Примерно в то же время, когда в тумбочке появился справочник, у Виктории пропала зарядка для мобильника. Пропаже Виктория значения не придала, решила, что взял кто-то со стола в офисе попользоваться, да забыл положить обратно. Зарядки, зажигалки, пакетики с чаем, ручки-карандаши по негласному правилу считались общим достоянием, которое можно было брать без спросу. В отличие от чужих флэшек и прочих накопителей, за одно лишь прикосновение к которым можно было нарваться на скандал. Интеллектуальная собственность священна и неприкосновенна, ради ее защиты дизайнеры готовы на все. В прошлом году в конторе случился не просто конфликт, а настоящий курьез. Программист Владик, бесцеремонный и непосредственный, как все большие дети, получил в глаз от Макса Калиниченко. Проходя мимо стола Макса, который в тот момент отлучился в туалет, Владик заинтересовался флэшкой в виде золотого ключика, взял ее, чтобы рассмотреть получше, рассмотрел, забывшись, сунул в карман и пошел себе дальше. А на флешке был записан проект, который через полчаса надо было представить Хозяйке. Макс летал по офису встревоженной птицей, заглядывал под столы и стулья, спрашивал всех, не брали ли они золотого ключика, а Владик в это время спокойно сидел в серверной, привычно делая вид, что по макушку загружен работой. Лишь часа через два, полезши в карман за очередной антиникотиновой жвачкой, Владик обнаружил там чужую флешку. Максу уже успевший получить суровую нахлобучку вкупе с «самым последним» предупреждением, как раз пытался вычислить того, кто его подставил, когда перед ним с заветной флэшкой в руке появился улыбающийся Владик. Вместо благодарности, Владик огреб кулаком по своему худому, изможденному, вечно небритому лицу.

О зарядке Виктория забыла почти сразу и не вспоминала о ней до тех пор, пока не нашла ее в банке с перловой крупой, стоявшей в одном из кухонных шкафов. Но это случилось гораздо позже, потому что перловку, в отличие от риса или гречки, ни она, ни Валерка особенно не любили и ели редко, разнообразия и полезности ради. Тогда же Виктория просто взяла другую зарядку, благо их у нее от прежних мобильных оставалось несколько. Своеобразный «бонус лояльности», если сохраняешь верность одной и той же модели, то будешь вознаграждена небольшим запасом полезных однотипных аксессуаров. Зарядка озадачила Викторию много позже, до тех пор еще кое-что успело произойти.

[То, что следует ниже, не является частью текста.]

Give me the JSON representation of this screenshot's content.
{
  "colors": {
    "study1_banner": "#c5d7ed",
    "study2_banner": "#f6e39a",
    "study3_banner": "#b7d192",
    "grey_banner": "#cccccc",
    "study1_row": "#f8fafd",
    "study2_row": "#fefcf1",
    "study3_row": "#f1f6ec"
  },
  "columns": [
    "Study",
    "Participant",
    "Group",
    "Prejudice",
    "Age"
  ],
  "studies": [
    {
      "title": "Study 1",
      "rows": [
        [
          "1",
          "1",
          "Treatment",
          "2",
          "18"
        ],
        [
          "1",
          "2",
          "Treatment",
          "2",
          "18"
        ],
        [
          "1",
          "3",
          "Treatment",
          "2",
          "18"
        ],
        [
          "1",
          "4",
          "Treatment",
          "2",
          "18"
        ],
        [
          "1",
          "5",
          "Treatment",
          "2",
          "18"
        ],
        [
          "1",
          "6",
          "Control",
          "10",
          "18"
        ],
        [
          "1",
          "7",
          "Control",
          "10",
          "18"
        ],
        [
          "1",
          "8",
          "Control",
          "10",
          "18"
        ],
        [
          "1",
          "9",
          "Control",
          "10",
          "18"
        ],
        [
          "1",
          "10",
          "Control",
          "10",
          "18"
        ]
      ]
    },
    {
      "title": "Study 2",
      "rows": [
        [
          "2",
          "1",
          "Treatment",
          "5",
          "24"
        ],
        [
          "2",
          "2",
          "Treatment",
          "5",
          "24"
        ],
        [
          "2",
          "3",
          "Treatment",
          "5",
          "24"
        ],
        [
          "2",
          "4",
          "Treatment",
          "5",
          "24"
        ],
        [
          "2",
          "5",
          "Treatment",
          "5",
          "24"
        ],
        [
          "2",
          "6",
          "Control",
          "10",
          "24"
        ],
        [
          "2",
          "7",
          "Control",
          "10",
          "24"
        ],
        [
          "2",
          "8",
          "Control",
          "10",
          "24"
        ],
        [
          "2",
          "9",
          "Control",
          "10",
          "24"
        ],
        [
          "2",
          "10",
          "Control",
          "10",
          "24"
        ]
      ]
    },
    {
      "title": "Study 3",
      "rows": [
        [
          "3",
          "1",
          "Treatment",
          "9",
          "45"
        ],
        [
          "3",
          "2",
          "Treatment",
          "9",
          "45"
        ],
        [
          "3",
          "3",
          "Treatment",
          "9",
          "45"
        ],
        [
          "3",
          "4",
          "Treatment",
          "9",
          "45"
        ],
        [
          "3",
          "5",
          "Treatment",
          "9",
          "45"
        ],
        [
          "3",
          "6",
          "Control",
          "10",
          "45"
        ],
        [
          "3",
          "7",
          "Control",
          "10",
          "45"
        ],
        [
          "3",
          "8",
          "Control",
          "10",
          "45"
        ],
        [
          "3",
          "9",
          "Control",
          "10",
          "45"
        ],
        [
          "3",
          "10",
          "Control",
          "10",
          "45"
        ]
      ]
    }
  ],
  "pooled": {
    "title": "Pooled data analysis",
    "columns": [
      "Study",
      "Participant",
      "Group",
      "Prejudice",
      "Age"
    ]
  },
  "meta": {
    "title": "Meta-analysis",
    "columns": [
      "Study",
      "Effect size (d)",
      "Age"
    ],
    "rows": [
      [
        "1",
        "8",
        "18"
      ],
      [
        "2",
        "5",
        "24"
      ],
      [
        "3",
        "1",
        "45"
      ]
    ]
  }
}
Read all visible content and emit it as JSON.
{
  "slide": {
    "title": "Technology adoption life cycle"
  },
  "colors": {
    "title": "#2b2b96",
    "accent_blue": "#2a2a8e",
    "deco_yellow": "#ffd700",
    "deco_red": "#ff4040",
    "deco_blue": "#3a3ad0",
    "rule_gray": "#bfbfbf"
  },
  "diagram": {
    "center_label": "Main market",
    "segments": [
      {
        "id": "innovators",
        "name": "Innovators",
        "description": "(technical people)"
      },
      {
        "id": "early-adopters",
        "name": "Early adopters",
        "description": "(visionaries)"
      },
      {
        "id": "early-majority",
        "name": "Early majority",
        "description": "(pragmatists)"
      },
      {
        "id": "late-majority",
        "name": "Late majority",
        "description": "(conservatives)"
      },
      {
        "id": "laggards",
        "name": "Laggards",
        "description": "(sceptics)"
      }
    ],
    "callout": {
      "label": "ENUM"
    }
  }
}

В первый раз Виктория испугалась, когда не нашла в привычном месте, на верхней полке шкафа с одеждой, который стоял в спальне, кожаной папки со своими документами. В последний раз она заглядывала в папку месяца полтора назад. Она вообще заглядывала туда редко, потому что паспорт и права носила в сумке, а остальные документы были нужны от случая к случаю. В тот день ей вздумалось проверить срок действия годичной шенгенской визы прежде, чем заняться планированием отпуска.

Первой мыслью было, что в доме побывали воры. Зарядку от мобильного или какую-нибудь книгу, Виктория могла оставить где придется, но к документам и, вообще, ко всему важному, она относилась ответственно. Важное всегда лежало у нее на своих местах. Представить, что папку взял, а затем положил не в то место Валерка, было невозможно. Зачем ему ее документы? Все, что имело отношение к ним обоим, например – свидетельство о браке, хранилось в ящике его письменного стола. Но если допустить, что папку все же взял Валерка (случается же и невероятное!), то вот положить ее не на свое место он никак не мог. Скорее уж солнце начнет восходить на западе и заходить на востоке, чем Валерка нарушит порядок.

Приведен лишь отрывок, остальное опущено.